Added option to impute missing values during training
Issues
- Resolves #301 .
Change(s) made
- In preprocess.R, we added an option called impute_in_preprocessing that defaults to True. When it is true, it calls the impute function, which performs the imputation on the data. When it is set to false, this step gets skipped.
- We created a file called impute.R where we moved code from preprocess.R that would be shared between files. We created two functions: impute(), which takes in a dataset and performs the imputation, and prep_data(), which gets the dataset into the proper format to perform imputation.
- In run_ml, we added an option called impute_in_training, which defaults to False. When it is true, it calls prep_data() and performs the imputation step following the train/test data split. When it is false, it does not modify the input dataset.
- We added test cases to test-run_ml.R and in test-preprocess.R to ensure that our functionality worked as expected.
Checklist
(~Strikethrough~ any points that are not applicable.)
- [X] Write unit tests for any new functionality or bug fixes.
- Update docs if there are any API changes:
- [ ] roxygen comments
- [ ] vignettes
- [X] Update
NEWS.mdif this includes any user-facing changes. - [ ] The check workflow succeeds on your most recent commit. This is always required before the PR can be merged.

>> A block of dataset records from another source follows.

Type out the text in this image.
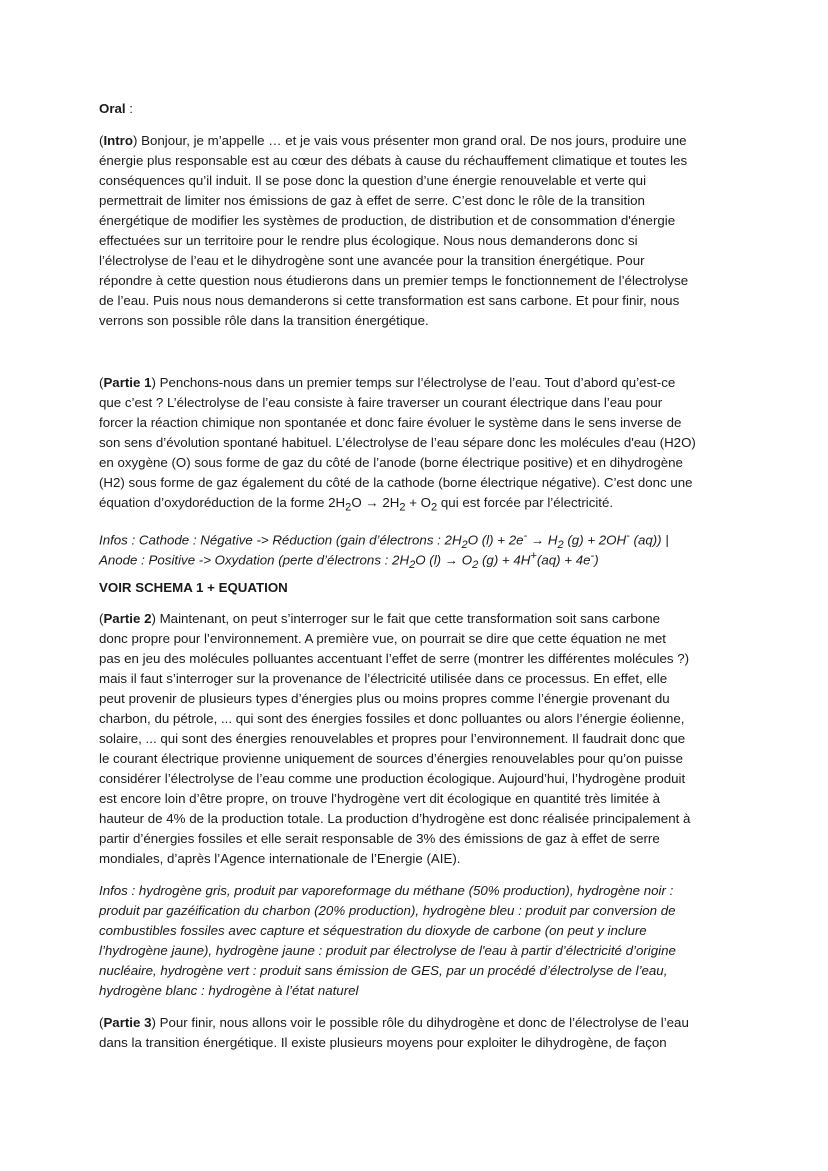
Oral :
(Intro) Bonjour, je m’appelle … et je vais vous présenter mon grand oral. De nos jours, produire une
énergie plus responsable est au cœur des débats à cause du réchauffement climatique et toutes les
conséquences qu’il induit. Il se pose donc la question d’une énergie renouvelable et verte qui
permettrait de limiter nos émissions de gaz à effet de serre. C’est donc le rôle de la transition
énergétique de modifier les systèmes de production, de distribution et de consommation d'énergie
effectuées sur un territoire pour le rendre plus écologique. Nous nous demanderons donc si
l’électrolyse de l’eau et le dihydrogène sont une avancée pour la transition énergétique. Pour
répondre à cette question nous étudierons dans un premier temps le fonctionnement de l’électrolyse
de l’eau. Puis nous nous demanderons si cette transformation est sans carbone. Et pour finir, nous
verrons son possible rôle dans la transition énergétique.
(Partie 1) Penchons-nous dans un premier temps sur l’électrolyse de l’eau. Tout d’abord qu’est-ce
que c’est ? L’électrolyse de l’eau consiste à faire traverser un courant électrique dans l’eau pour
forcer la réaction chimique non spontanée et donc faire évoluer le système dans le sens inverse de
son sens d’évolution spontané habituel. L’électrolyse de l’eau sépare donc les molécules d'eau (H2O)
en oxygène (O) sous forme de gaz du côté de l’anode (borne électrique positive) et en dihydrogène
(H2) sous forme de gaz également du côté de la cathode (borne électrique négative). C’est donc une
équation d’oxydoréduction de la forme $2H_2O \to 2H_2 + O_2$ qui est forcée par l’électricité.
Infos : Cathode : Négative -> Réduction (gain d’électrons : $2H_2O$ $(l) + 2e^- \to H_2$ (g) + 2OH- (aq)) |
Anode : Positive -> Oxydation (perte d’électrons : $2H_2O$ $(l) \to O_2$ (g) + 4H+(aq) + 4e-)
VOIR SCHEMA 1 + EQUATION
(Partie 2) Maintenant, on peut s’interroger sur le fait que cette transformation soit sans carbone
donc propre pour l’environnement. A première vue, on pourrait se dire que cette équation ne met
pas en jeu des molécules polluantes accentuant l’effet de serre (montrer les différentes molécules ?)
mais il faut s’interroger sur la provenance de l’électricité utilisée dans ce processus. En effet, elle
peut provenir de plusieurs types d’énergies plus ou moins propres comme l’énergie provenant du
charbon, du pétrole, ... qui sont des énergies fossiles et donc polluantes ou alors l’énergie éolienne,
solaire, ... qui sont des énergies renouvelables et propres pour l’environnement. Il faudrait donc que
le courant électrique provienne uniquement de sources d’énergies renouvelables pour qu’on puisse
considérer l’électrolyse de l’eau comme une production écologique. Aujourd’hui, l’hydrogène produit
est encore loin d’être propre, on trouve l’hydrogène vert dit écologique en quantité très limitée à
hauteur de 4% de la production totale. La production d’hydrogène est donc réalisée principalement à
partir d’énergies fossiles et elle serait responsable de 3% des émissions de gaz à effet de serre
mondiales, d’après l’Agence internationale de l’Energie (AIE).
Infos : hydrogène gris, produit par vaporeformage du méthane (50% production), hydrogène noir :
produit par gazéification du charbon (20% production), hydrogène bleu : produit par conversion de
combustibles fossiles avec capture et séquestration du dioxyde de carbone (on peut y inclure
l’hydrogène jaune), hydrogène jaune : produit par électrolyse de l'eau à partir d’électricité d’origine
nucléaire, hydrogène vert : produit sans émission de GES, par un procédé d’électrolyse de l’eau,
hydrogène blanc : hydrogène à l’état naturel
(Partie 3) Pour finir, nous allons voir le possible rôle du dihydrogène et donc de l’électrolyse de l’eau
dans la transition énergétique. Il existe plusieurs moyens pour exploiter le dihydrogène, de façon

These are API changes, so we'll need to document how to use them in the 'preprocess' vignette and roxygen comments.
Tip: You can run devtools::check() to see if your local version of the package passes the checks successfully, even before you commit and push your changes.
https://r-pkgs.org/whole-game.html#check
These are API changes, so we'll need to document how to use them in the 'preprocess' vignette and roxygen comments.
Would you like us to include information about how to use the option we added to the run_ml function in the 'preprocess' vignette, or should this be included elsewhere?
These are API changes, so we'll need to document how to use them in the 'preprocess' vignette and roxygen comments.
Would you like us to include information about how to use it in the run_ml function in the 'preprocess' vignette, or should this be included elsewhere?
I would discuss it in a new subheading the preprocess vignette, probably nested under the heading "Replace missing continuous data with the median value of that feature" (also maybe rephrase this heading to make it more succinct). Show how to call both preprocess_data and run_ml in one code chunk.